I mean, I rarely choose to hang out in the home-living section of our house. Alex likes to cook meals, even on weeknights; I could subsist on take-out and finger foods. He does a lot of the cleaning, too; I haven't touched the toilet or cat litter box in years (still coasting on the whole "pregnant women shouldn't clean the cat box for fear of contracting toxoplasmosis" rule). I specialize in fun domestic chores like making elaborate desserts and storing bulk foods in attractive containers and scheduling social activities.

In my observations of my friends' domestic lives, this arrangement seems fairly common--not at all as unusual as it might have been a generation or two ago. And it turns out that this kind of equity in domestic chores will at least keep us in the business of being a country: Did anyone catch the New York Times Magazine cover story this week, "No Babies?" It's fascinating look at how birth rates are dropping so drastically that some European countries are facing population declines and demographic shifts that are, according to one professor, "pathological." Some sociologists think one of the causes for this decline is the growing tension between traditional and modern roles of women: studies show that women who do the majority of the housework and child care have fewer children than those who have partners who "share the load."

But population replacement rates aside, I assumed this gender role shake up would somehow be visible in my daughter, evident in a kind of genderlessness--you know, playing with trains in a princess dress, bouncing a ball while rocking a baby to sleep.

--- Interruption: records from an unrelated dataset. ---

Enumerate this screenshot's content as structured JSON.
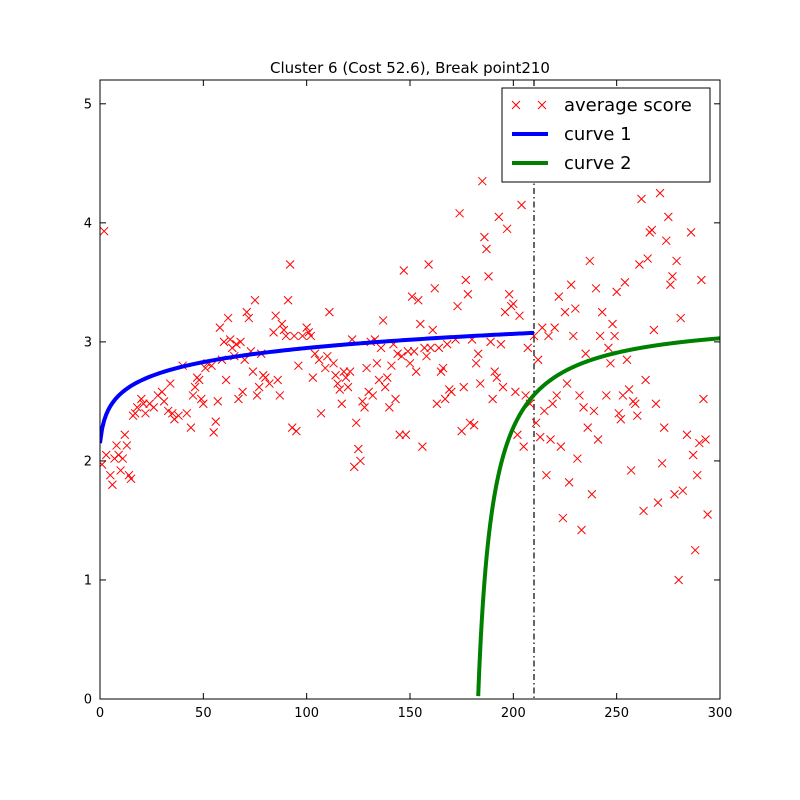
{
  "chart_data": {
    "type": "scatter",
    "title": "Cluster 6 (Cost 52.6), Break point210",
    "xlabel": "",
    "ylabel": "",
    "xlim": [
      0,
      300
    ],
    "ylim": [
      0,
      5.2
    ],
    "xticks": [
      0,
      50,
      100,
      150,
      200,
      250,
      300
    ],
    "yticks": [
      0,
      1,
      2,
      3,
      4,
      5
    ],
    "grid": false,
    "legend_position": "top-right",
    "break_point": 210,
    "series": [
      {
        "name": "average score",
        "kind": "scatter",
        "marker": "x",
        "color": "#ff0000",
        "points": [
          [
            1,
            1.97
          ],
          [
            2,
            3.93
          ],
          [
            3,
            2.05
          ],
          [
            5,
            1.88
          ],
          [
            6,
            1.8
          ],
          [
            7,
            2.02
          ],
          [
            8,
            2.13
          ],
          [
            9,
            2.05
          ],
          [
            10,
            1.92
          ],
          [
            11,
            2.02
          ],
          [
            12,
            2.22
          ],
          [
            13,
            2.13
          ],
          [
            14,
            1.88
          ],
          [
            15,
            1.85
          ],
          [
            16,
            2.38
          ],
          [
            17,
            2.4
          ],
          [
            18,
            2.45
          ],
          [
            20,
            2.52
          ],
          [
            21,
            2.48
          ],
          [
            22,
            2.4
          ],
          [
            24,
            2.48
          ],
          [
            26,
            2.45
          ],
          [
            28,
            2.55
          ],
          [
            30,
            2.58
          ],
          [
            31,
            2.5
          ],
          [
            33,
            2.42
          ],
          [
            34,
            2.65
          ],
          [
            35,
            2.4
          ],
          [
            36,
            2.35
          ],
          [
            38,
            2.38
          ],
          [
            40,
            2.8
          ],
          [
            42,
            2.4
          ],
          [
            44,
            2.28
          ],
          [
            45,
            2.55
          ],
          [
            46,
            2.62
          ],
          [
            47,
            2.7
          ],
          [
            48,
            2.68
          ],
          [
            49,
            2.52
          ],
          [
            50,
            2.48
          ],
          [
            51,
            2.78
          ],
          [
            52,
            2.82
          ],
          [
            54,
            2.8
          ],
          [
            55,
            2.24
          ],
          [
            56,
            2.33
          ],
          [
            57,
            2.5
          ],
          [
            58,
            3.12
          ],
          [
            59,
            2.85
          ],
          [
            60,
            3.0
          ],
          [
            61,
            2.68
          ],
          [
            62,
            3.2
          ],
          [
            63,
            3.02
          ],
          [
            64,
            2.95
          ],
          [
            65,
            2.88
          ],
          [
            66,
            2.98
          ],
          [
            67,
            2.52
          ],
          [
            68,
            3.0
          ],
          [
            69,
            2.58
          ],
          [
            70,
            2.85
          ],
          [
            71,
            3.25
          ],
          [
            72,
            3.2
          ],
          [
            73,
            2.92
          ],
          [
            74,
            2.75
          ],
          [
            75,
            3.35
          ],
          [
            76,
            2.55
          ],
          [
            77,
            2.62
          ],
          [
            78,
            2.9
          ],
          [
            79,
            2.72
          ],
          [
            80,
            2.7
          ],
          [
            82,
            2.65
          ],
          [
            84,
            3.08
          ],
          [
            85,
            3.22
          ],
          [
            86,
            2.68
          ],
          [
            87,
            2.55
          ],
          [
            88,
            3.15
          ],
          [
            89,
            3.1
          ],
          [
            90,
            3.05
          ],
          [
            91,
            3.35
          ],
          [
            92,
            3.65
          ],
          [
            93,
            2.28
          ],
          [
            94,
            3.05
          ],
          [
            95,
            2.25
          ],
          [
            96,
            2.8
          ],
          [
            98,
            3.05
          ],
          [
            100,
            3.12
          ],
          [
            101,
            3.08
          ],
          [
            102,
            3.05
          ],
          [
            103,
            2.7
          ],
          [
            104,
            2.9
          ],
          [
            106,
            2.85
          ],
          [
            107,
            2.4
          ],
          [
            109,
            2.78
          ],
          [
            110,
            2.88
          ],
          [
            111,
            3.25
          ],
          [
            113,
            2.82
          ],
          [
            114,
            2.72
          ],
          [
            115,
            2.65
          ],
          [
            116,
            2.6
          ],
          [
            117,
            2.48
          ],
          [
            118,
            2.75
          ],
          [
            119,
            2.7
          ],
          [
            120,
            2.62
          ],
          [
            121,
            2.75
          ],
          [
            122,
            3.02
          ],
          [
            123,
            1.95
          ],
          [
            124,
            2.32
          ],
          [
            125,
            2.1
          ],
          [
            126,
            2.0
          ],
          [
            127,
            2.5
          ],
          [
            128,
            2.45
          ],
          [
            129,
            2.78
          ],
          [
            130,
            2.58
          ],
          [
            131,
            3.0
          ],
          [
            132,
            2.55
          ],
          [
            133,
            3.02
          ],
          [
            134,
            2.82
          ],
          [
            135,
            2.68
          ],
          [
            136,
            2.95
          ],
          [
            137,
            3.18
          ],
          [
            138,
            2.62
          ],
          [
            139,
            2.7
          ],
          [
            140,
            2.45
          ],
          [
            141,
            2.8
          ],
          [
            142,
            2.98
          ],
          [
            143,
            2.52
          ],
          [
            144,
            2.9
          ],
          [
            145,
            2.22
          ],
          [
            146,
            2.88
          ],
          [
            147,
            3.6
          ],
          [
            148,
            2.22
          ],
          [
            149,
            2.92
          ],
          [
            150,
            2.82
          ],
          [
            151,
            3.38
          ],
          [
            152,
            2.92
          ],
          [
            153,
            2.75
          ],
          [
            154,
            3.35
          ],
          [
            155,
            3.15
          ],
          [
            156,
            2.12
          ],
          [
            157,
            2.95
          ],
          [
            158,
            2.88
          ],
          [
            159,
            3.65
          ],
          [
            160,
            2.95
          ],
          [
            161,
            3.1
          ],
          [
            162,
            3.45
          ],
          [
            163,
            2.48
          ],
          [
            164,
            2.95
          ],
          [
            165,
            2.75
          ],
          [
            166,
            2.78
          ],
          [
            167,
            2.52
          ],
          [
            168,
            2.98
          ],
          [
            169,
            2.6
          ],
          [
            170,
            2.58
          ],
          [
            172,
            3.02
          ],
          [
            173,
            3.3
          ],
          [
            174,
            4.08
          ],
          [
            175,
            2.25
          ],
          [
            176,
            2.62
          ],
          [
            177,
            3.52
          ],
          [
            178,
            3.4
          ],
          [
            179,
            2.32
          ],
          [
            180,
            3.02
          ],
          [
            181,
            2.3
          ],
          [
            182,
            2.82
          ],
          [
            183,
            2.9
          ],
          [
            184,
            2.65
          ],
          [
            185,
            4.35
          ],
          [
            186,
            3.88
          ],
          [
            187,
            3.78
          ],
          [
            188,
            3.55
          ],
          [
            189,
            3.0
          ],
          [
            190,
            2.52
          ],
          [
            191,
            2.75
          ],
          [
            192,
            2.7
          ],
          [
            193,
            4.05
          ],
          [
            194,
            2.98
          ],
          [
            195,
            2.62
          ],
          [
            196,
            3.25
          ],
          [
            197,
            3.95
          ],
          [
            198,
            3.4
          ],
          [
            199,
            3.3
          ],
          [
            200,
            3.32
          ],
          [
            201,
            2.58
          ],
          [
            202,
            2.22
          ],
          [
            203,
            3.22
          ],
          [
            204,
            4.15
          ],
          [
            205,
            2.12
          ],
          [
            206,
            2.55
          ],
          [
            207,
            2.95
          ],
          [
            208,
            2.48
          ],
          [
            210,
            3.05
          ],
          [
            211,
            2.32
          ],
          [
            212,
            2.85
          ],
          [
            213,
            2.2
          ],
          [
            214,
            3.12
          ],
          [
            215,
            2.42
          ],
          [
            216,
            1.88
          ],
          [
            217,
            3.05
          ],
          [
            218,
            2.18
          ],
          [
            219,
            2.48
          ],
          [
            220,
            3.12
          ],
          [
            221,
            2.55
          ],
          [
            222,
            3.38
          ],
          [
            223,
            2.12
          ],
          [
            224,
            1.52
          ],
          [
            225,
            3.25
          ],
          [
            226,
            2.65
          ],
          [
            227,
            1.82
          ],
          [
            228,
            3.48
          ],
          [
            229,
            3.05
          ],
          [
            230,
            3.28
          ],
          [
            231,
            2.02
          ],
          [
            232,
            2.55
          ],
          [
            233,
            1.42
          ],
          [
            234,
            2.45
          ],
          [
            235,
            2.9
          ],
          [
            236,
            2.28
          ],
          [
            237,
            3.68
          ],
          [
            238,
            1.72
          ],
          [
            239,
            2.42
          ],
          [
            240,
            3.45
          ],
          [
            241,
            2.18
          ],
          [
            242,
            3.05
          ],
          [
            243,
            3.25
          ],
          [
            245,
            2.55
          ],
          [
            246,
            2.95
          ],
          [
            247,
            2.82
          ],
          [
            248,
            3.15
          ],
          [
            249,
            3.05
          ],
          [
            250,
            3.42
          ],
          [
            251,
            2.4
          ],
          [
            252,
            2.35
          ],
          [
            253,
            2.55
          ],
          [
            254,
            3.5
          ],
          [
            255,
            2.85
          ],
          [
            256,
            2.6
          ],
          [
            257,
            1.92
          ],
          [
            258,
            2.5
          ],
          [
            259,
            2.48
          ],
          [
            260,
            2.38
          ],
          [
            261,
            3.65
          ],
          [
            262,
            4.2
          ],
          [
            263,
            1.58
          ],
          [
            264,
            2.68
          ],
          [
            265,
            3.7
          ],
          [
            266,
            3.92
          ],
          [
            267,
            3.94
          ],
          [
            268,
            3.1
          ],
          [
            269,
            2.48
          ],
          [
            270,
            1.65
          ],
          [
            271,
            4.25
          ],
          [
            272,
            1.98
          ],
          [
            273,
            2.28
          ],
          [
            274,
            3.85
          ],
          [
            275,
            4.05
          ],
          [
            276,
            3.48
          ],
          [
            277,
            3.55
          ],
          [
            278,
            1.72
          ],
          [
            279,
            3.68
          ],
          [
            280,
            1.0
          ],
          [
            281,
            3.2
          ],
          [
            282,
            1.75
          ],
          [
            284,
            2.22
          ],
          [
            286,
            3.92
          ],
          [
            287,
            2.05
          ],
          [
            288,
            1.25
          ],
          [
            289,
            1.88
          ],
          [
            290,
            2.15
          ],
          [
            291,
            3.52
          ],
          [
            292,
            2.52
          ],
          [
            293,
            2.18
          ],
          [
            294,
            1.55
          ]
        ]
      },
      {
        "name": "curve 1",
        "kind": "line",
        "color": "#0000ff",
        "x_range": [
          0,
          210
        ],
        "model": "logarithmic",
        "formula": "2.15 + 0.173 * ln(1 + x)",
        "a": 2.15,
        "b": 0.173
      },
      {
        "name": "curve 2",
        "kind": "line",
        "color": "#008000",
        "x_range": [
          183,
          300
        ],
        "model": "hyperbolic",
        "formula": "3.21 - 22.3 / (x - 176)",
        "a": 3.21,
        "b": 22.3,
        "c": 176
      }
    ]
  }
}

But maybe it's only been confusing to her? When she was about two, she commented that "Daddies go to the office and mommies stay home," and I corrected her by naming off all the working moms (myself included) she knew. But the reality/perception thing baffled her for months.

She's getting older, though, and figuring it out: A couple of months ago, she told me she was choosing art because she didn't like to clean up the home-living section after she was done playing. And a couple of weeks ago, she remarked, "Dada's a good cooker and cleaner. He's the boss of the house." Then she hurriedly added, "But Mama's the boss."

"Sure," I said, my defensiveness immediately quelled by the formula of Mama=omnipotent, Dada=middle management.

Then she wandered off to cook in her play kitchen, reciting a list of things she was going to pick up at the grocery store--after she was done with her "deadline." Aha. She's been watching us after all.